Обнаружив, что наличных денег мне явно не хватит, я воспользовался кредиткой, на которой я держал деньги на оплату обучения. Так или иначе, но что-то нужно было пить. Вернувшись к столику, я принес два стакана сидра; поставив их на стол, я отошел, давая место бармену. Он принес четыре шота «Егеря» и чистую пепельницу.
М. недоуменно посмотрела на меня.
– Зачем здесь пиво? – спросила она.
– Во-первых, это сидр – ответил я. – А во-вторых, мне необходимо выпить, причем выпить прилично, если ты хочешь, чтобы я продолжил рассказ.
– Хорошо, но я так много не смогу.
– Значит, я выпью больше, – с некоторым раздражением ответил я и поднял тонкую рюмку с темной жидкостью. – Давай хотя бы одну выпей со мной, я знаю, ты это любишь.
Она взяла одну из рюмок своими тонкими, слишком белыми пальцами, с ногтями, покрытыми черным лаком, и поднесла ее к краешку своего точеного носа. Уловив легкий аромат, она слегка улыбнулась.
– За что пьем? – спросила она.
– За то, чтобы я смог закончить свой рассказ, не потеряв самообладания, – сымпровизировал я и одним глотком осушил рюмку.
Травяной аромат ударил в ноздри, и тепло медленно начало расползаться по телу. Меня слегка передернуло от спиртовых паров, но это случилось оттого, что я уже давно ничего не ел.
М. выпила половину рюмки и, слегка наморщив нос, поставила рюмку на стол. В ее движениях появился прежний аристократизм, который был ей свойственен еще тогда, несколько лет назад.

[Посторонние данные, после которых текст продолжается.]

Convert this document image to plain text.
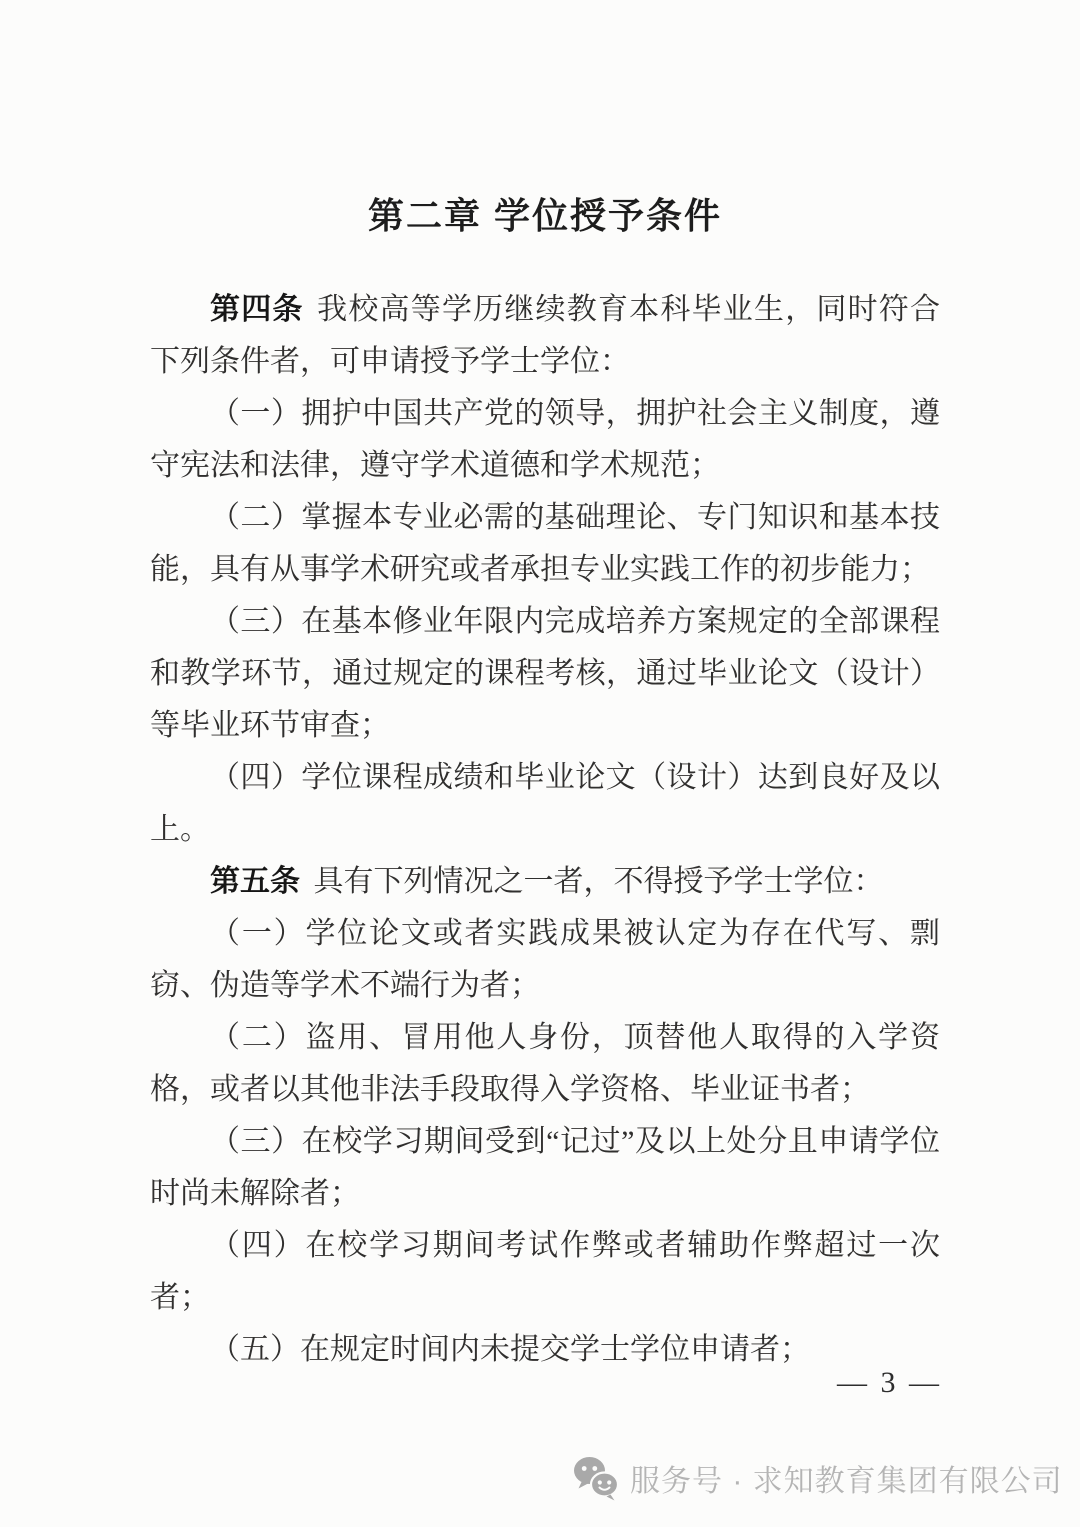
第二章 学位授予条件

第四条 我校高等学历继续教育本科毕业生，同时符合下列条件者，可申请授予学士学位：

（一）拥护中国共产党的领导，拥护社会主义制度，遵守宪法和法律，遵守学术道德和学术规范；

（二）掌握本专业必需的基础理论、专门知识和基本技能，具有从事学术研究或者承担专业实践工作的初步能力；

（三）在基本修业年限内完成培养方案规定的全部课程和教学环节，通过规定的课程考核，通过毕业论文（设计）等毕业环节审查；

（四）学位课程成绩和毕业论文（设计）达到良好及以上。

第五条 具有下列情况之一者，不得授予学士学位：

（一）学位论文或者实践成果被认定为存在代写、剽窃、伪造等学术不端行为者；

（二）盗用、冒用他人身份，顶替他人取得的入学资格，或者以其他非法手段取得入学资格、毕业证书者；

（三）在校学习期间受到“记过”及以上处分且申请学位时尚未解除者；

（四）在校学习期间考试作弊或者辅助作弊超过一次者；

（五）在规定时间内未提交学士学位申请者；

— 3 —
服务号 · 求知教育集团有限公司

Эти ее манеры, бывшие у нее в крови, которые другие люди пытались привить себе искусственно, резко контрастировали с ее желанием быть ближе к народу и изживать пережитки прошлого.
К какому народу нужно быть ближе, мне никогда не было понятно. Тот народ, который я видел, живя в провинции, и позже, работая грузчиком и разнорабочим во многих местах в разных городах страны, был как раз тем диким сбродом, от которого любой мало-мальски уважающий свою целостность человек захочет держаться подальше. Я решительно не понимал, за освобождение кого и от кого нужно было бороться. Этот так называемый народ я видел в своих поездках по стране и ничего, кроме отвращения или в лучшем случае брезгливости, он у меня никогда не вызывал. Да и вообще все эти вечные стремления спасти всех разом от бед и несчастий ни к чему хорошему не приводили. Любая смена власти вела к тому, что не лучшие представители занимали высшие места и начинали делать ровно то же самое, что и их предшественники. Меня подмывало сказать ей про ее врожденные манеры, которые она так и не смогла уничтожить в себе, но меня останавливало то, что я знал ее нрав, знал, что она просто уйдет, посчитав себя оскорбленной. Но мне хотелось закончить свою историю, и поэтому я сдержался. Между тем она продолжала молчать, и я видел по холодному взгляду, что недовольство ее вошло в ту фазу, когда она может перейти на личности, а это грозило долгой проповедью о том, как нужно жить и действовать в современном мире.